There are some trades and contracts that require black-and-white analysis, but Kobe Bryant‘s two-year, $48MM contract extension is not really one of those deals, writes Zach Lowe of Grantland. It’s a most unusual situation – Bryant is dealing with a level of health uncertainty he’s never faced before and he’ll be the highest-paid player in the league despite being nowhere near the best player in the league last season. Now, the Lakers’ dream of luring in two max-level stars is finished and they’ll be paper thin if they use their remaining cash on a max deal. Here’s more on Kobe and his new deal..
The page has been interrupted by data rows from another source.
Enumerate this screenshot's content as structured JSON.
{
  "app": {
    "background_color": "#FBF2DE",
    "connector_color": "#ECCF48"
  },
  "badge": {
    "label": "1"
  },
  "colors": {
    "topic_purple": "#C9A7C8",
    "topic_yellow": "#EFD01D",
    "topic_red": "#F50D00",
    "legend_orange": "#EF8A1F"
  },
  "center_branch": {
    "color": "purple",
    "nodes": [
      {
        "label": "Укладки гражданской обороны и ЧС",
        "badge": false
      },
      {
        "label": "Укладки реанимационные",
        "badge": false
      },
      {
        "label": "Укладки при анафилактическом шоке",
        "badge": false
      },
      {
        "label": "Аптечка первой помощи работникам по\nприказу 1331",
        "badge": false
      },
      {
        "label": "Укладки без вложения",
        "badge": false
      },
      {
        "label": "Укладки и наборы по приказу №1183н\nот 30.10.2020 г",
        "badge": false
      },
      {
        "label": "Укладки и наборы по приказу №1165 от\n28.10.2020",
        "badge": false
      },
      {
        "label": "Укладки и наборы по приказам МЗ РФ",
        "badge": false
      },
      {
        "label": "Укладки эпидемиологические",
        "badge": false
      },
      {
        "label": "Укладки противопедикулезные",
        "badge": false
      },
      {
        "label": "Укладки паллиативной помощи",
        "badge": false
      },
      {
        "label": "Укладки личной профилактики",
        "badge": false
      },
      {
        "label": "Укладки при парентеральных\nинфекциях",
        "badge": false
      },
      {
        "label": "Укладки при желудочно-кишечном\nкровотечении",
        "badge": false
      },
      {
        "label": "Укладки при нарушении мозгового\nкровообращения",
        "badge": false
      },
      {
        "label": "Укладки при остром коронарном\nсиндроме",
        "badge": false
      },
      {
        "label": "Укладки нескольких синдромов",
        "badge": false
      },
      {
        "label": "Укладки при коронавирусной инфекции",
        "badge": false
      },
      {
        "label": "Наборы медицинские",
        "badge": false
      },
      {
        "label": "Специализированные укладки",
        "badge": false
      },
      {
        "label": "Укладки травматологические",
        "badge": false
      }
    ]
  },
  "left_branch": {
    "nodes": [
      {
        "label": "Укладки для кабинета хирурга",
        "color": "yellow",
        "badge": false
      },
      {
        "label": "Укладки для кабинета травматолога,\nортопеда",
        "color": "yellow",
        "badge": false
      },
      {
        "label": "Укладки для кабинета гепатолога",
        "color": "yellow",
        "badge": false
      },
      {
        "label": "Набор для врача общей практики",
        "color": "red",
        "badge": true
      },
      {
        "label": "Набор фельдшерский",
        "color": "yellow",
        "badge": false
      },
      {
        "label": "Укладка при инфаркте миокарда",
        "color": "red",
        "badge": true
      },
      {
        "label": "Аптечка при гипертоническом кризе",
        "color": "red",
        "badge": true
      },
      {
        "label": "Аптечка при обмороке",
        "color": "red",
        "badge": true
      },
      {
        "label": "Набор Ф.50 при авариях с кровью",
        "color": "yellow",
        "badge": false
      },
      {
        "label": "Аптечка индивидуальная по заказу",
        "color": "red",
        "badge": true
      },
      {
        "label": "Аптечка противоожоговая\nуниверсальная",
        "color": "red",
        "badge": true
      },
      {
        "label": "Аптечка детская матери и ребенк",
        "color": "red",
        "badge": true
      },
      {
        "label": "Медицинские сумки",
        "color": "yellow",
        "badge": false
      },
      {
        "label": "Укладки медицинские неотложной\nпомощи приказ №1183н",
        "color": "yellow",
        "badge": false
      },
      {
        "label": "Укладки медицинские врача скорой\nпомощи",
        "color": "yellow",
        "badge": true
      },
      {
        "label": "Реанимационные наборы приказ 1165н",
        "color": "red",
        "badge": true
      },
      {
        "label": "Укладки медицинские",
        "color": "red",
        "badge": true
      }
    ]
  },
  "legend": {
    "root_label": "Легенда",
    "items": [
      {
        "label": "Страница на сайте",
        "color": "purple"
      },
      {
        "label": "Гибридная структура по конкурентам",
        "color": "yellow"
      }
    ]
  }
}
- Larry Coon of CBA FAQ says that if the Lakers follow through with their 2014 plan, keeping Pau Gasol will require him to take a steep discount. If they really go bare bones, they can create enough room for one max player, a player around the mid-level exception, and someone for the room mid-level exception of ~$2.7MM. This means letting free agents Gasol, Steve Blake, Jordan Farmar, Xavier Henry, Jordan Hill, Chris Kaman, and Jodie Meeks walk.
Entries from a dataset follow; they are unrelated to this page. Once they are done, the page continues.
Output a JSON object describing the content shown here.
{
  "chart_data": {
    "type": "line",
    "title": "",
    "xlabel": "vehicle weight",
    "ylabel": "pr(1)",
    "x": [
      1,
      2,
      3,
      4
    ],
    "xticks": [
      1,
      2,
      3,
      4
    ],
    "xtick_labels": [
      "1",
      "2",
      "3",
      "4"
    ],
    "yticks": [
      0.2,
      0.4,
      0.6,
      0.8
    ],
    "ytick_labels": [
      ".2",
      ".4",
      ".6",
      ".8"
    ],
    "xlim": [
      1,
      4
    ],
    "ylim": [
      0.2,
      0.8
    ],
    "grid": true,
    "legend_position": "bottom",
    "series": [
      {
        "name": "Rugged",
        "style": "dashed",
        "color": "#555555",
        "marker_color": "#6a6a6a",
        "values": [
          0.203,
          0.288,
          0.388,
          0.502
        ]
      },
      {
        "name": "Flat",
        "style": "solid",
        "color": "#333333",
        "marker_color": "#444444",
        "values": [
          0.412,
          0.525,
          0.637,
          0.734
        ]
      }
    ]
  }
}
- Kobe is worth the $48MM deal and then some, Ken Berger of CBSSports.com says. A lot of that money amounts to a lifetime achievement award, but the idea of chasing a title with Bryant will be a major selling point for whoever they try and lure to L.A.
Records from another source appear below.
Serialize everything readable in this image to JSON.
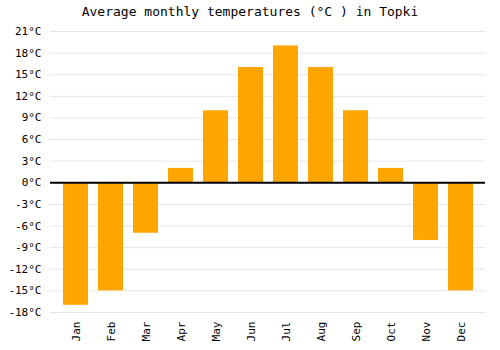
{
  "chart_data": {
    "type": "bar",
    "title": "Average monthly temperatures (°C ) in Topki",
    "categories": [
      "Jan",
      "Feb",
      "Mar",
      "Apr",
      "May",
      "Jun",
      "Jul",
      "Aug",
      "Sep",
      "Oct",
      "Nov",
      "Dec"
    ],
    "values": [
      -17,
      -15,
      -7,
      2,
      10,
      16,
      19,
      16,
      10,
      2,
      -8,
      -15
    ],
    "color": "#FFA500",
    "ylim": [
      -18,
      21
    ],
    "yticks": [
      {
        "value": -18,
        "label": "-18°C"
      },
      {
        "value": -15,
        "label": "-15°C"
      },
      {
        "value": -12,
        "label": "-12°C"
      },
      {
        "value": -9,
        "label": "-9°C"
      },
      {
        "value": -6,
        "label": "-6°C"
      },
      {
        "value": -3,
        "label": "-3°C"
      },
      {
        "value": 0,
        "label": "0°C"
      },
      {
        "value": 3,
        "label": "3°C"
      },
      {
        "value": 6,
        "label": "6°C"
      },
      {
        "value": 9,
        "label": "9°C"
      },
      {
        "value": 12,
        "label": "12°C"
      },
      {
        "value": 15,
        "label": "15°C"
      },
      {
        "value": 18,
        "label": "18°C"
      },
      {
        "value": 21,
        "label": "21°C"
      }
    ],
    "grid": true
  }
}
- The lucrative extension happened partially because of loyalty and was partially a risk on the Lakers’ part, writes Dave McMenamin of ESPNLosAngeles.com. The deal means that Kobe now has the opportunity to go out as the highest paid player in the game and assures that he will play with only one franchise for his entire career, something that Michael Jordan, Wilt Chamberlain, Kareem Abdul-Jabbar, and Shaquille O’Neal could not do.
- The deal could cripple the Lakers’ chances of retooling the roster via the free-agent market, writes Bill Plaschke of the Los Angeles Times.
- Kobe took less than the max, but Eric Pincus of the Los Angeles Times wonders if he gave back enough cash.
- The Lakers are acting with heart and not logic in their new Kobe contract, writes Sports Illustrated’s Lee Jenkins.